Le président de Réseau ACTION TI, Jacques Topping, a quant à lui rappelé que d’ici trois ans, 21 000 emplois touchant les TI seront à combler dans la fonction publique.
 
« Chaque emploi injecte 120 000 $ dans notre économie. C’est tout un enjeu auquel nous devons faire face. Il faudra trouver des moyens pour favoriser le recrutement des jeunes et des immigrants. Nous devrons aussi régler notre problème d’image : les TI sont perçues comme une commodité par nos jeunes, ils ne pensent pas à faire carrière dans ce domaine car cela fait tellement partie de leur vie. Nous allons devoir nous redéfinir. »
 

Un nouveau monde numérique


Rappelons que l’édition 2008 de la JiQ, animée par Marie-Claude Lavallée, avait pour but de dresser un portrait des défis du Nouveau monde numérique qui nous attendent aujourd’hui et demain. La 30e JiQ a su mettre en lumière les façons dont la génération qui a grandi avec les ordinateurs, l’Internet, le sans-fil et les réseaux virtuels aborde les défis. Les conférenciers les ont abordés sous tous les angles : organisationnels, industriels, technologiques et humains.
 
Les conférenciers de la journée provenaient d’organismes tels Brain Center International, Communications TerDor, DuProprio.com, École polytechnique de Montréal, HEC Montréal, iXmédia, ministère de la Santé et des Services sociaux, Opossum apprentissage-technologies, RDDC Valcartier, TD Meloche Monnex, T.O.R.T.U.E., Université de la Floride, Université d’Ottawa, Université Laval ainsi que Wanted Technologies.
 
La première table ronde de la journée a mis sur la sellette quatre natifs du nouveau monde numérique qui ont eu à répondre à la question : est-il possible de faire sa place dans le monde numérique au Québec?

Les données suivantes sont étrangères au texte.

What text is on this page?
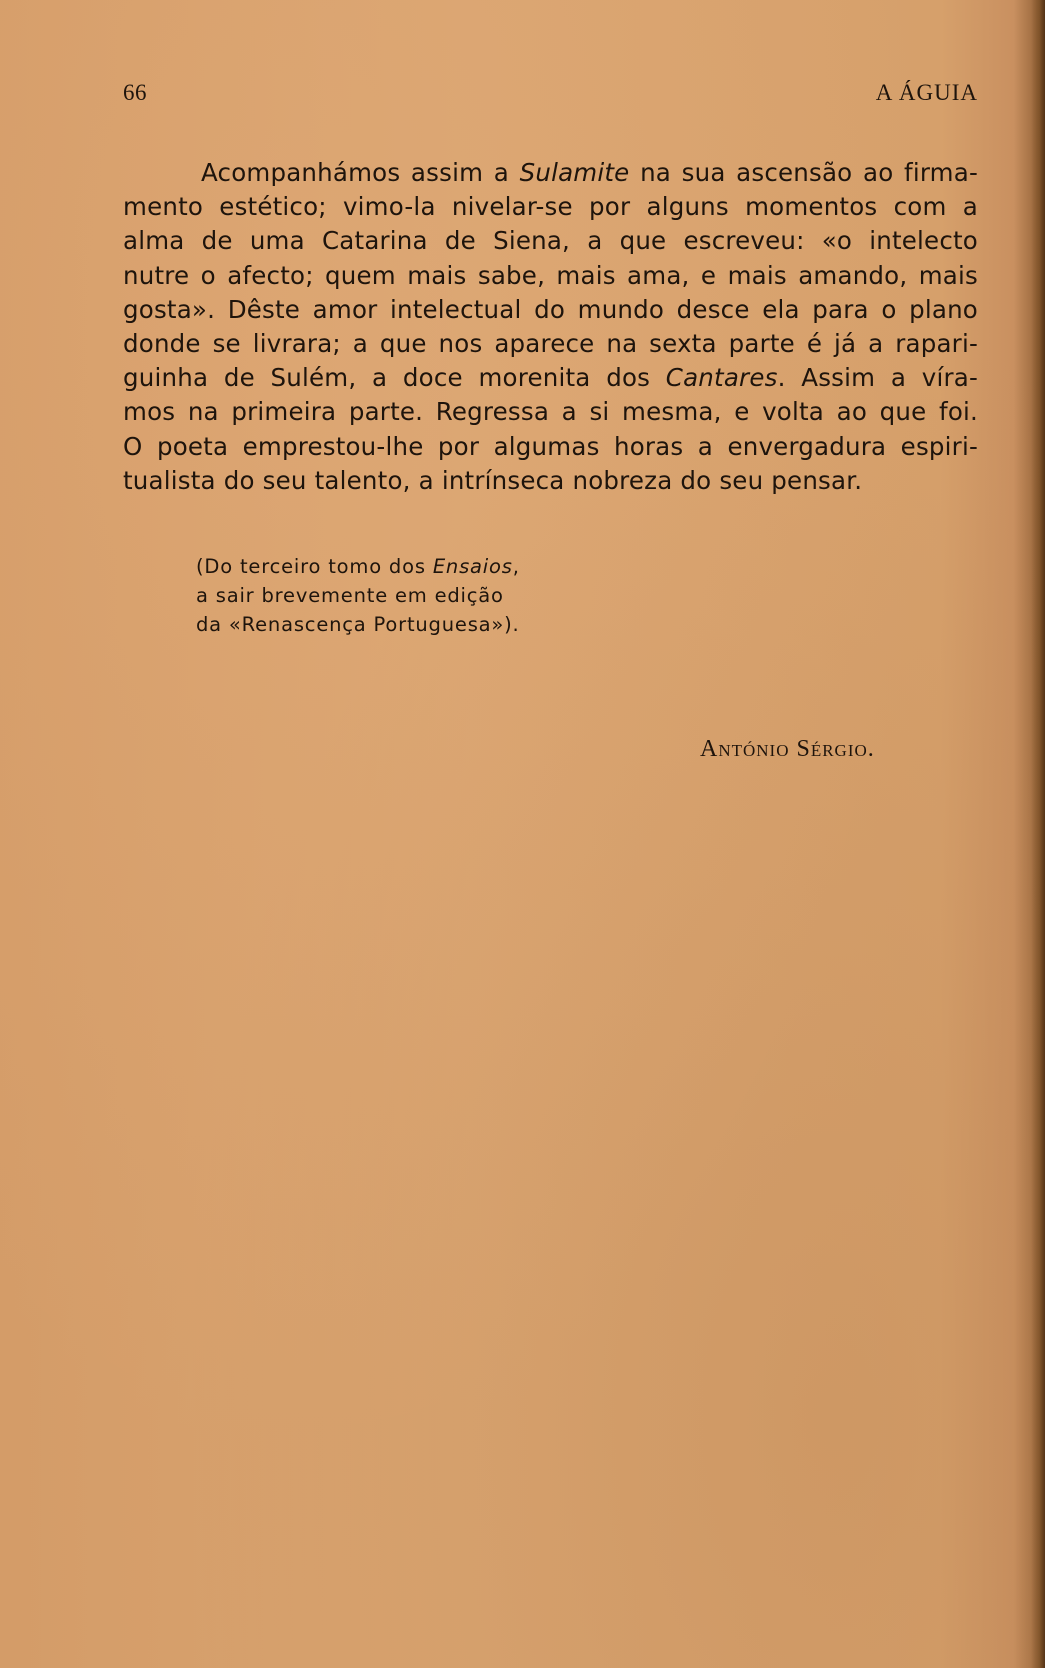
66	A ÁGUIA
Acompanhámos assim a Sulamite na sua ascensão ao firma-
mento estético; vimo-la nivelar-se por alguns momentos com a
alma de uma Catarina de Siena, a que escreveu: «o intelecto
nutre o afecto; quem mais sabe, mais ama, e mais amando, mais
gosta». Dêste amor intelectual do mundo desce ela para o plano
donde se livrara; a que nos aparece na sexta parte é já a rapari-
guinha de Sulém, a doce morenita dos Cantares. Assim a víra-
mos na primeira parte. Regressa a si mesma, e volta ao que foi.
O poeta emprestou-lhe por algumas horas a envergadura espiri-
tualista do seu talento, a intrínseca nobreza do seu pensar.
(Do terceiro tomo dos Ensaios,
a sair brevemente em edição
da «Renascença Portuguesa»).
António Sérgio.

Ian Delisle, cofondateur de Wanted Technologies, croit que les jeunes sont avantagés dans le secteur du fait qu’ils maîtrisent parfaitement les outils de travail collaboratifs. « Ils comprennent les bénéfices de travailler en réseau, a-t-il souligné. C’est justement ce qui fait le succès de leurs projets : ils comprennent l’importance de la libre circulation de l’information et l’importance du Web 2.0. Grâce à eux, l’industrie peut viser une meilleure diffusion et un développement accru du logiciel libre, appelé à devenir de plus en plus populaire. »
 
Sur le même sujet, le conférencier Mario Asselin, d’Opossum apprentissage-technologies, avait été invité à se prononcer sur le sujet : Le Web participatif (2.0), outil pour mieux agir en communauté ou simple « buzzword »? Pour lui, le terme « numérique » ne fait pas nécessairement référence au terme « virtuel ». M. Asselin a profité de la tribune offerte pour proposer aux organisations de meilleures stratégies collaboratives.
 

Un dossier brûlant


Comme à chaque année, la tenue de la JIQ est prétexte à faire le point sur plusieurs dossiers chauds portant sur les technologies de l’information. Dans sa conférence intitulée Le Dossier de santé du Québec, qu'en est-il?, le Dr Pierre W. Blanchard est venu parler de cet outil qui permettra bientôt de rendre accessible électroniquement aux professionnels de la santé autorisés de l'information clinique utile pour le suivi et la prise en charge des patients, quel que soit le lieu où le patient recevra des services de santé au Québec.
 

Innovations technologiques


Enfin, les « immigrants » du monde numérique, soit ceux qui n’ont pas grandi avec l’informatique mais qui l’emploient dans leur quotidien, n’étaient pas en reste. Ils ont également été au cœur des discussions, notamment lors de la conférence Le logiciel qui rend intelligent, présentée par le Dr Stéphane Bergeron, du Brain Center International.
 
Avec une équipe de médecins et de psychologues du Québec, le Dr Bergeron a participé à la création d’un logiciel smart software pour accroître l'intelligence fluide, maximiser le capital mémoire et développer la concentration et la vitesse d'exécution. Bien plus qu'un simple logiciel pour stimuler la mémoire des gens âgés, celui-ci constitue un progrès remarquable pour aider le travailleur à donner un meilleur rendement et à réduire son stress ainsi que pour épauler l'étudiant à apprendre plus facilement.
 
Le Dr Bergeron estime que ce type de logiciel destiné aux immigrants du monde numérique est appelé à gagner en popularité.